Abstract

Environmental psychology has exhibited a notable propensity for promoting pro-environmental conduct as a feasible strategy for confronting environmental issues and fostering sustainable development. Recent research has incorporated the norm activation model (NAM) into several investigations concerning individual and organizational pro-environmental conservation behaviors. The objectives of this literature review were to: 1) examine pro-environmental behaviors previously studied using the NAM framework; and 2) analyze the extended NAM components. 3), understanding NAM construct framing; 4), finding environmental studies' NAM model theories; and 5), assessing variables' importance and linkage, including mediating variables. This review employed a systematic literature review encompassing 53 articles published from 2018 to 2023. The results indicated that 98.11 percent of studies employed NAM by integrating additional constructs to improve its ability to predict environmentally friendly behavior. About 39.62% of research included constructs from other theories to improve the main theory's predictive power. TPB was heavily integrated into the NAM model.

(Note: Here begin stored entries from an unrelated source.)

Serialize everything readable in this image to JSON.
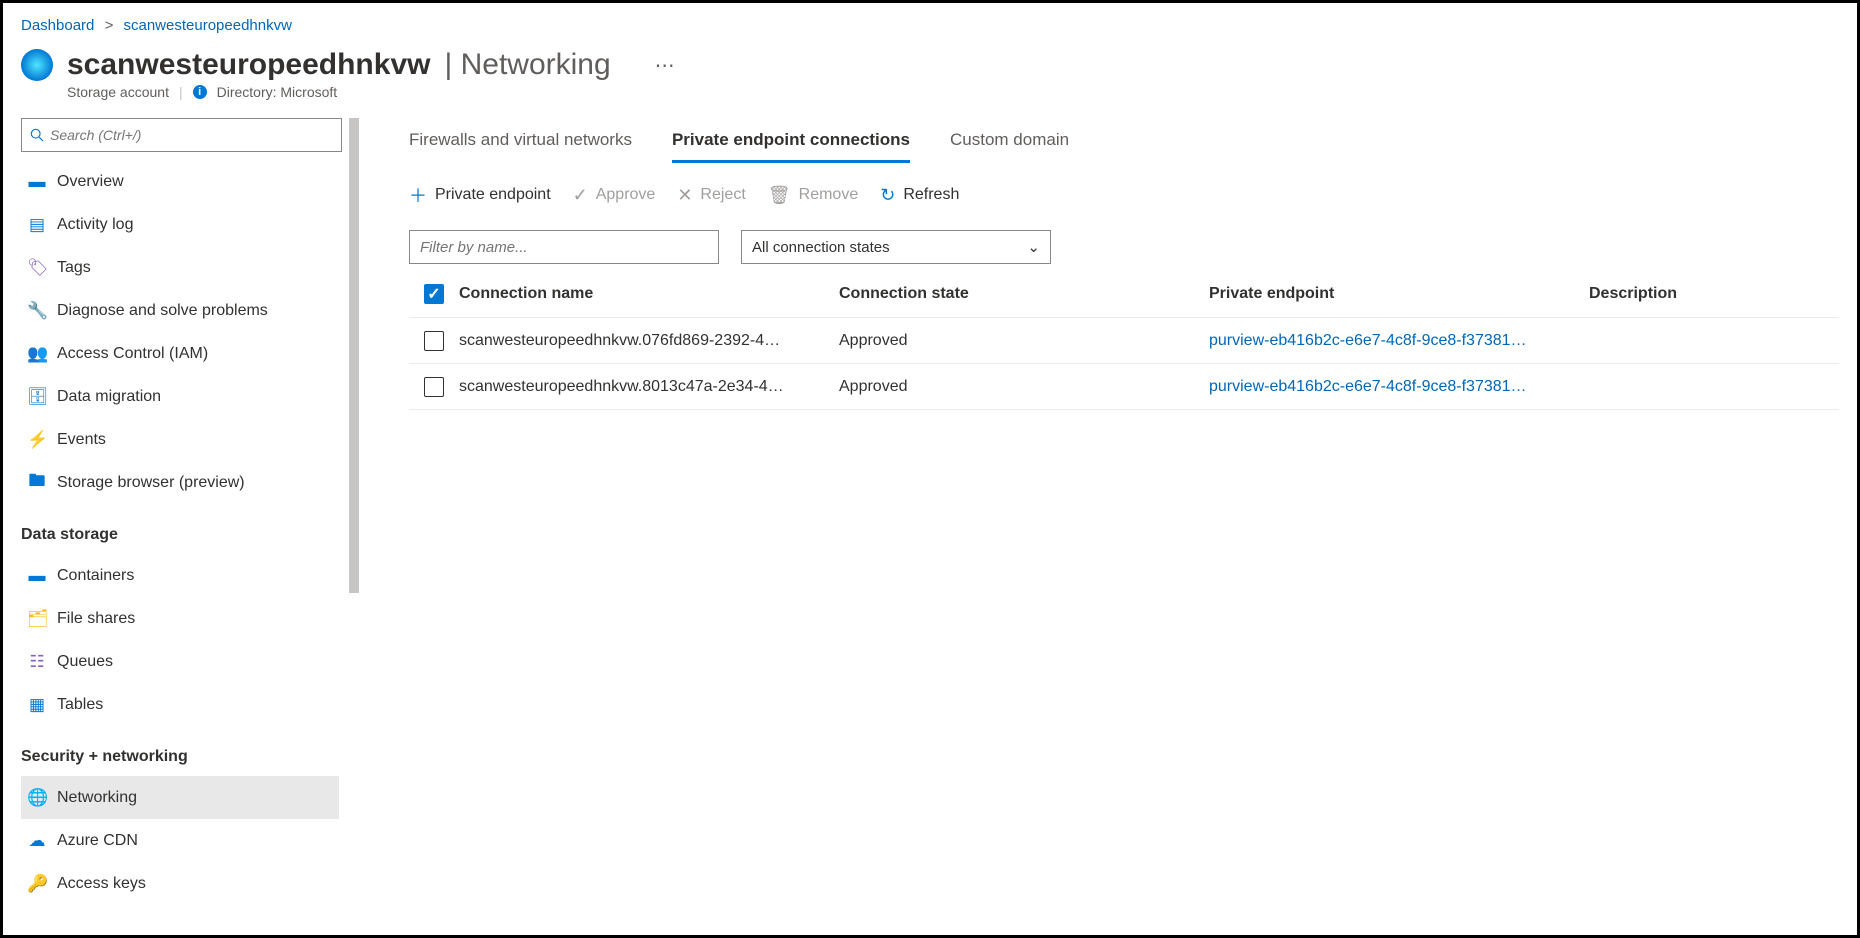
{
  "breadcrumb": {
    "root": "Dashboard",
    "current": "scanwesteuropeedhnkvw"
  },
  "header": {
    "resource_name": "scanwesteuropeedhnkvw",
    "blade_title": "Networking",
    "resource_type": "Storage account",
    "directory_label": "Directory: Microsoft"
  },
  "search": {
    "placeholder": "Search (Ctrl+/)"
  },
  "sidebar": {
    "items": [
      {
        "label": "Overview",
        "icon": "overview"
      },
      {
        "label": "Activity log",
        "icon": "activitylog"
      },
      {
        "label": "Tags",
        "icon": "tags"
      },
      {
        "label": "Diagnose and solve problems",
        "icon": "diagnose"
      },
      {
        "label": "Access Control (IAM)",
        "icon": "iam"
      },
      {
        "label": "Data migration",
        "icon": "migration"
      },
      {
        "label": "Events",
        "icon": "events"
      },
      {
        "label": "Storage browser (preview)",
        "icon": "browser"
      }
    ],
    "section_data_storage": "Data storage",
    "data_storage_items": [
      {
        "label": "Containers",
        "icon": "containers"
      },
      {
        "label": "File shares",
        "icon": "fileshares"
      },
      {
        "label": "Queues",
        "icon": "queues"
      },
      {
        "label": "Tables",
        "icon": "tables"
      }
    ],
    "section_security": "Security + networking",
    "security_items": [
      {
        "label": "Networking",
        "icon": "networking",
        "active": true
      },
      {
        "label": "Azure CDN",
        "icon": "cdn"
      },
      {
        "label": "Access keys",
        "icon": "keys"
      }
    ]
  },
  "tabs": {
    "firewalls": "Firewalls and virtual networks",
    "private": "Private endpoint connections",
    "custom": "Custom domain"
  },
  "toolbar": {
    "add": "Private endpoint",
    "approve": "Approve",
    "reject": "Reject",
    "remove": "Remove",
    "refresh": "Refresh"
  },
  "filters": {
    "name_placeholder": "Filter by name...",
    "state_label": "All connection states"
  },
  "table": {
    "headers": {
      "name": "Connection name",
      "state": "Connection state",
      "pe": "Private endpoint",
      "desc": "Description"
    },
    "rows": [
      {
        "name": "scanwesteuropeedhnkvw.076fd869-2392-4…",
        "state": "Approved",
        "pe": "purview-eb416b2c-e6e7-4c8f-9ce8-f37381…",
        "desc": ""
      },
      {
        "name": "scanwesteuropeedhnkvw.8013c47a-2e34-4…",
        "state": "Approved",
        "pe": "purview-eb416b2c-e6e7-4c8f-9ce8-f37381…",
        "desc": ""
      }
    ]
  }
}
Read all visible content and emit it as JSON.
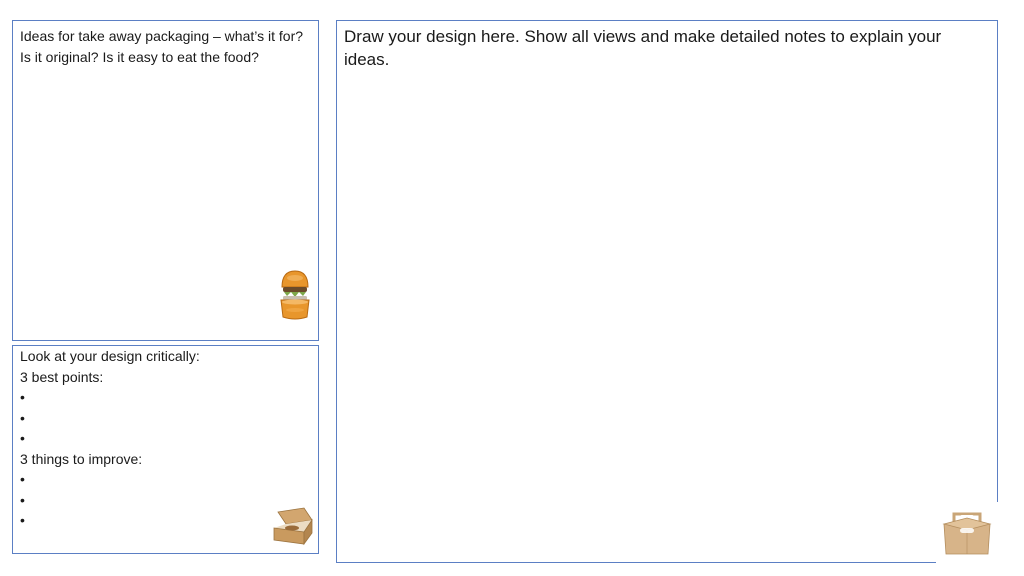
{
  "ideas_panel": {
    "prompt": "Ideas for take away packaging – what’s it for? Is it original? Is it easy to eat the food?"
  },
  "design_panel": {
    "prompt": "Draw your design here. Show all views and make detailed notes to explain your ideas."
  },
  "critical_panel": {
    "heading": "Look at your design critically:",
    "best_label": "3 best points:",
    "improve_label": "3 things to improve:"
  },
  "images": {
    "burger_icon": "burger-packaging-icon",
    "burger_box_icon": "clamshell-box-icon",
    "carry_box_icon": "carry-box-icon"
  },
  "colors": {
    "border": "#5b7fc4"
  }
}
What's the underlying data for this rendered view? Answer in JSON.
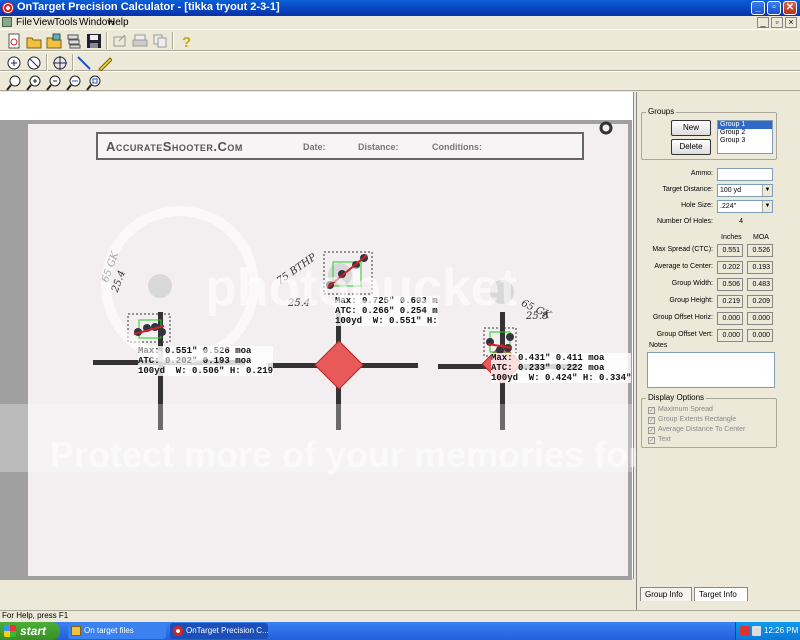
{
  "window": {
    "title": "OnTarget Precision Calculator - [tikka tryout 2-3-1]"
  },
  "menu": {
    "items": [
      "File",
      "View",
      "Tools",
      "Window",
      "Help"
    ]
  },
  "target": {
    "brand": "AccurateShooter.Com",
    "fields": [
      "Date:",
      "Distance:",
      "Conditions:"
    ],
    "watermark_lines": [
      "Protect more of your memories for less!",
      "photobucket"
    ],
    "handwriting": [
      {
        "lines": [
          "65 GK",
          "25.4"
        ]
      },
      {
        "lines": [
          "75 BTHP",
          "25.4"
        ]
      },
      {
        "lines": [
          "65 GK",
          "25.8"
        ]
      }
    ],
    "groups": [
      {
        "line1": "Max: 0.551\" 0.526 moa",
        "line2": "ATC: 0.202\" 0.193 moa",
        "line3": "100yd  W: 0.506\" H: 0.219"
      },
      {
        "line1": "Max: 0.725\" 0.693 m",
        "line2": "ATC: 0.266\" 0.254 m",
        "line3": "100yd  W: 0.551\" H:"
      },
      {
        "line1": "Max: 0.431\" 0.411 moa",
        "line2": "ATC: 0.233\" 0.222 moa",
        "line3": "100yd  W: 0.424\" H: 0.334\""
      }
    ]
  },
  "panel": {
    "groups_legend": "Groups",
    "new_button": "New",
    "delete_button": "Delete",
    "group_list": [
      "Group 1",
      "Group 2",
      "Group 3"
    ],
    "selected_group": "Group 1",
    "ammo_label": "Ammo:",
    "ammo_value": "",
    "target_distance_label": "Target Distance:",
    "target_distance_value": "100 yd",
    "hole_size_label": "Hole Size:",
    "hole_size_value": ".224\"",
    "num_holes_label": "Number Of Holes:",
    "num_holes_value": "4",
    "col_inches": "Inches",
    "col_moa": "MOA",
    "stats": [
      {
        "label": "Max Spread (CTC):",
        "inches": "0.551",
        "moa": "0.526"
      },
      {
        "label": "Average to Center:",
        "inches": "0.202",
        "moa": "0.193"
      },
      {
        "label": "Group Width:",
        "inches": "0.506",
        "moa": "0.483"
      },
      {
        "label": "Group Height:",
        "inches": "0.219",
        "moa": "0.209"
      },
      {
        "label": "Group Offset Horiz:",
        "inches": "0.000",
        "moa": "0.000"
      },
      {
        "label": "Group Offset Vert:",
        "inches": "0.000",
        "moa": "0.000"
      }
    ],
    "notes_label": "Notes",
    "notes_value": "",
    "display_options_legend": "Display Options",
    "display_options": [
      "Maximum Spread",
      "Group Extents Rectangle",
      "Average Distance To Center",
      "Text"
    ],
    "tabs": [
      "Group Info",
      "Target Info"
    ]
  },
  "status": {
    "text": "For Help, press F1"
  },
  "taskbar": {
    "start": "start",
    "tasks": [
      "On target files",
      "OnTarget Precision C..."
    ],
    "clock": "12:26 PM"
  }
}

The results of the review also indicate that NAM is a strong paradigm for explaining pro-environmental behavior when combined with relevant constructs. Its application differs between core factors like personal norms, awareness of consequences, and ascription of responsibility and literature-introduced notions like motivation, risk, benefits, beliefs, knowledge, personality, and cultural values. These additional factors may greatly affect human pro-environmental behavior, drawing attention to using NAM in environmental behavior studies in new ways.